2007 Predictions

Everybody doing it! Not wanting to be left in the cold, I will follow the herd and make predictions for 2007.

RoR will run flawlessly on a Java Application Server

The good people from JRuby are making incredible progress since they've been hired by Sun. We will soon be able to run RoR applications with no (or very little and trivial) modifications on Glassfish or other Web Container. Will that makes RoR application more scalable? I'm not sure. But it will increase RoR momentum in Java shops. When you talk about RoR to a java shop, the first question they have is "Will it run on Tomcat|WebLogic|WhebSphere|...?"

JRuby will take the top spot for scripting the Java platform

To the demise of Groovy, JRuby will take the spotlight. The main reason is the previous prediction. Once you can run RoR on a Java application server, nobody will need Grails. Grails is the only use of Groovy that create adoption.... Unless some other killer Groovy application, tool or framework is created.

RoR adoption continue

That's a fairly conservative prediction. RoR as a lot of momentum.

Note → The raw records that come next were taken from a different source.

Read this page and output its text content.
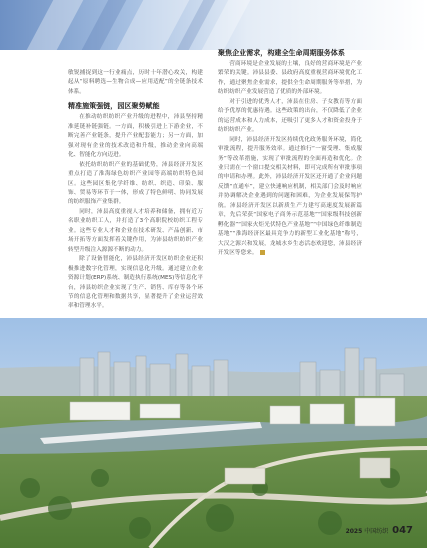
敏锐捕捉到这一行业痛点，历时十年潜心攻关，构建起从“原料聘选—生物合成—应用适配”的全链条技术体系。

精准施策强链，园区聚势赋能

在推动纺织纺织产业升级的进程中，沛县坚持精准延链补链强链。一方面，积极引进上下游企业，不断完善产业链条，提升产业配套能力；另一方面，加强对现有企业的技术改造和升级，推动企业向高端化、智能化方向迈进。

依托纺织纺织产业的基础优势，沛县经济开发区重点打造了淮海绿色纺织产业园等高端纺织特色园区。这些园区集化学纤维、纺织、织造、印染、服饰、贸易等环节于一体，形成了特色鲜明、协同发展的纺织服饰产业集群。

同时，沛县高度重视人才培养和储备，拥有近万名职业纺织工人，并打造了3个高职院校纺织工程专业。这些专业人才和企业在技术研发、产品创新、市场开拓等方面发挥着关键作用，为沛县纺织纺织产业转型升级注入源源不断的动力。

除了设备智能化，沛县经济开发区纺织企业还积极推进数字化管理，实现信息化升级。通过建立企业资源计划(ERP)系统、制造执行系统(MES)等信息化平台，沛县纺织企业实现了生产、销售、库存等各个环节的信息化管理和数据共享，显著提升了企业运营效率和管理水平。

聚焦企业需求，构建全生命周期服务体系

营商环境是企业发展的土壤，良好的营商环境是产业繁荣的关键。沛县县委、县政府高度重视营商环境优化工作，通过聚焦企业需求，提供全生命周期服务等举措，为纺织纺织产业发展营造了优质的外部环境。

对于引进的优秀人才，沛县在住房、子女教育等方面给予优厚的优惠待遇。这些政策的出台，不仅降低了企业的运营成本和人力成本，还吸引了更多人才和资金投身于纺织纺织产业。

同时，沛县经济开发区持续优化政务服务环境，简化审批流程，提升服务效率。通过推行“一窗受理、集成服务”等改革措施，实现了审批流程的全面再造和优化。企业只需在一个窗口提交相关材料，即可完成所有审批事项的申请和办理。此外，沛县经济开发区还开通了企业问题反馈“直通车”，建立快速响应机制，相关部门会及时响应并协调解决企业遇到的问题和困难，为企业发展保驾护航。沛县经济开发区以新质生产力建写高速度发展新篇章，先后荣获“国家电子商务示范基地”“国家级科技创新孵化器”“国家火炬光伏特色产业基地”“中国绿色纤维制造基地”“淮海经济区最具竞争力的新型工业化基地”称号，大汉之源兴和发展，龙城水乡生态活态欢迎您，沛县经济开发区等您来。

2025 中国纺织 047
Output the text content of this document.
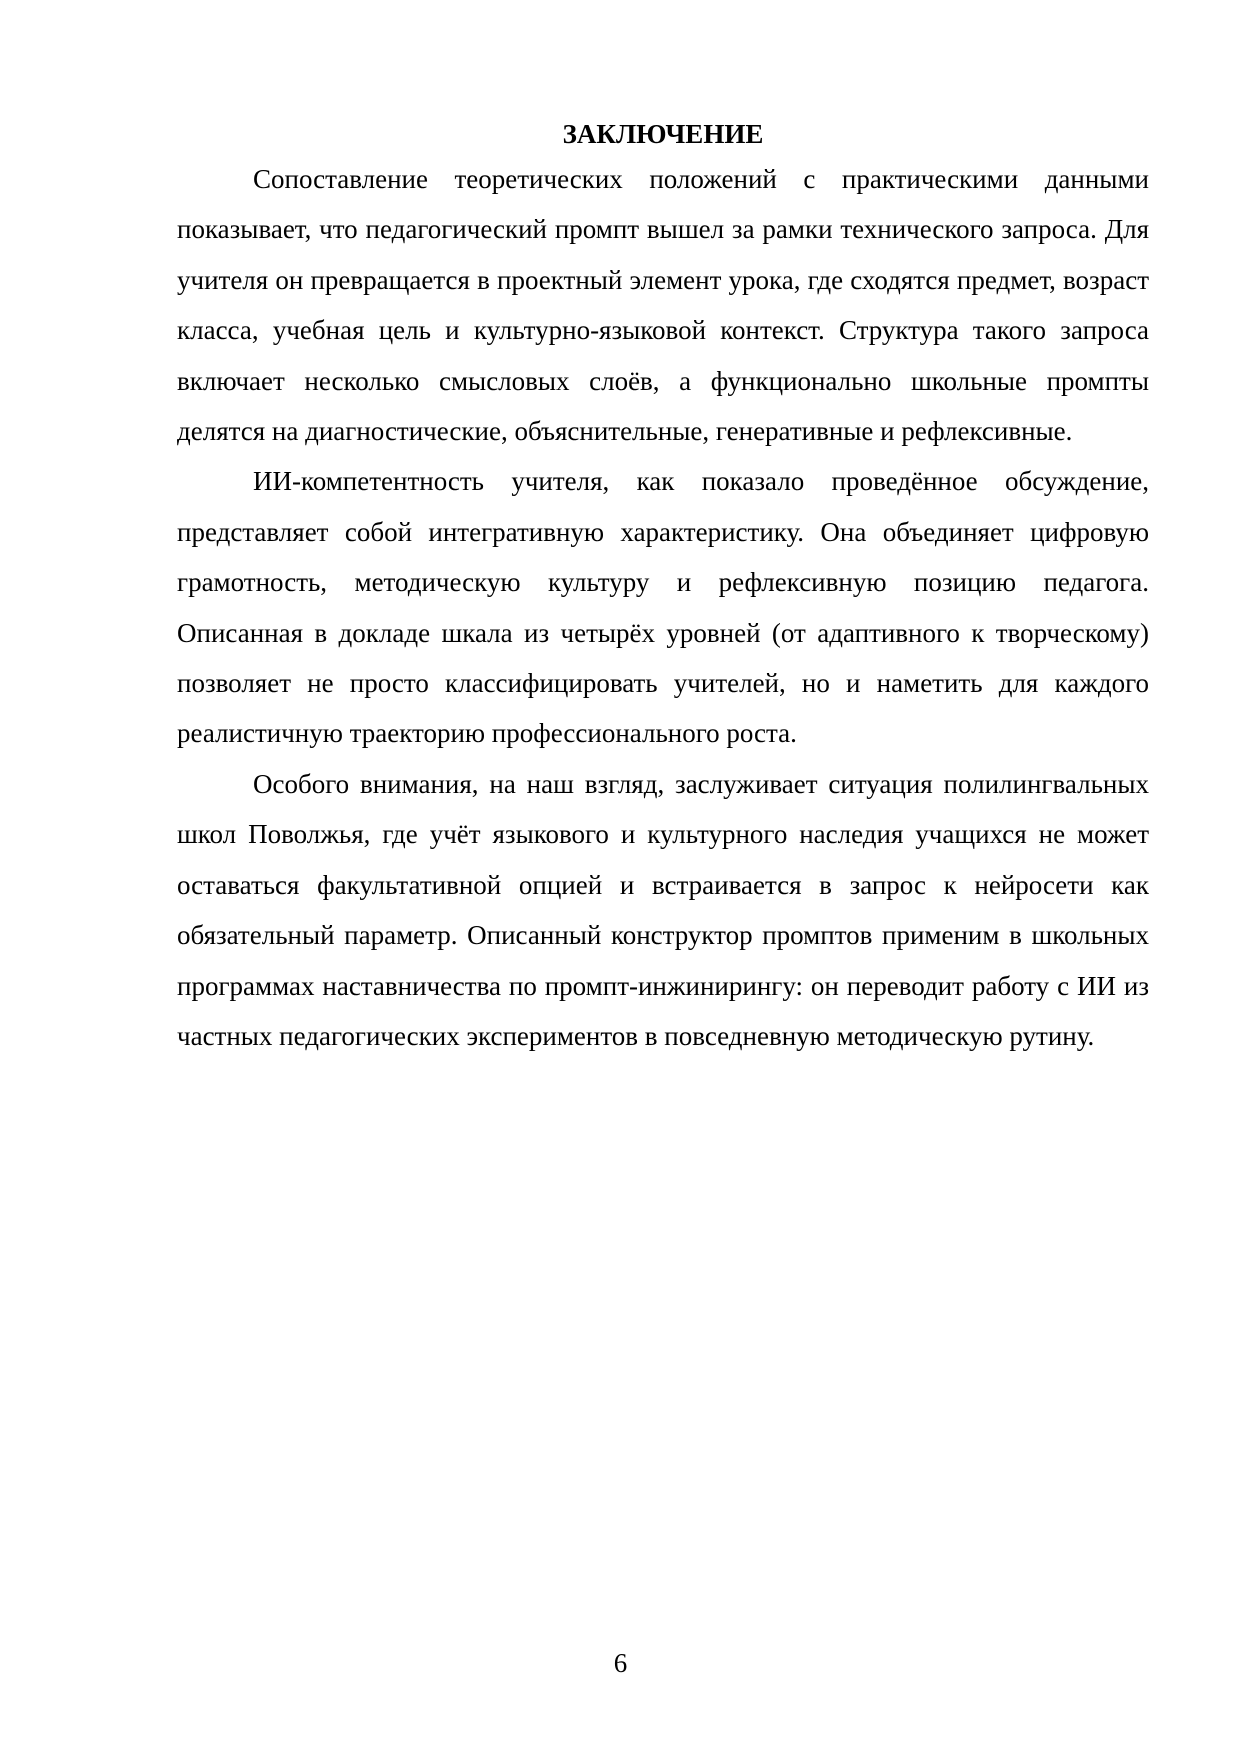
ЗАКЛЮЧЕНИЕ

Сопоставление теоретических положений с практическими данными показывает, что педагогический промпт вышел за рамки технического запроса. Для учителя он превращается в проектный элемент урока, где сходятся предмет, возраст класса, учебная цель и культурно-языковой контекст. Структура такого запроса включает несколько смысловых слоёв, а функционально школьные промпты делятся на диагностические, объяснительные, генеративные и рефлексивные.

ИИ-компетентность учителя, как показало проведённое обсуждение, представляет собой интегративную характеристику. Она объединяет цифровую грамотность, методическую культуру и рефлексивную позицию педагога. Описанная в докладе шкала из четырёх уровней (от адаптивного к творческому) позволяет не просто классифицировать учителей, но и наметить для каждого реалистичную траекторию профессионального роста.

Особого внимания, на наш взгляд, заслуживает ситуация полилингвальных школ Поволжья, где учёт языкового и культурного наследия учащихся не может оставаться факультативной опцией и встраивается в запрос к нейросети как обязательный параметр. Описанный конструктор промптов применим в школьных программах наставничества по промпт-инжинирингу: он переводит работу с ИИ из частных педагогических экспериментов в повседневную методическую рутину.

6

Java 6 adoption will start slowly in Q3

While Java 6 is out. It's adoption will grow slowly and will mainly be driven the scripting language support. Java 5 had many compelling reason to get adopted by many shops, but many many many application are still running on Java 1.4. Beside scripting support, there is nothing compelling enough in Java 6 to make it's adoption within the enterprise faster that Java 5.

Something will happen in Java build tool space

A lot of people are tired of Ant . Maven is cool, but lacks flexibility. Scripting language is getting more attention... We have Gant, Raven, JRake and many other existing or yet to be created build tool that use scripting language. By the end of the year, one of them will start getting a lot of traction. My best guess for now is Raven.

Java Specification Requests will become less and less relevant

The JCP is not working very well. It's too lengthy. Design by comity does not work well. Many JSR do not stand the sand of time. Today JSR mostly reflect some existing API with less feature (JPA vs Hibernate for example). They do not offer innovation, they just tend to seal mature innovative technology in the platform. New language features takes too long to traverse the JCP and with the open sourcing of Java, it will become easier for one group to add new feature to the language and to make a Java distribution of it's own. And with JSR like JSR-277 that create more turmoil than solve any problem, more and more people loose interest and faith in the process. Sun is not even interested in really supporting existing JSRs. We have a JSR for Groovy, but Sun hire the JRuby developers without giving any resource to Groovy. That's it! I made my prediction for 2007. This is probably my last post of the year, I will try to post a bit more often next year! In the mean time, have a Great Christmas and a really Happy New Year!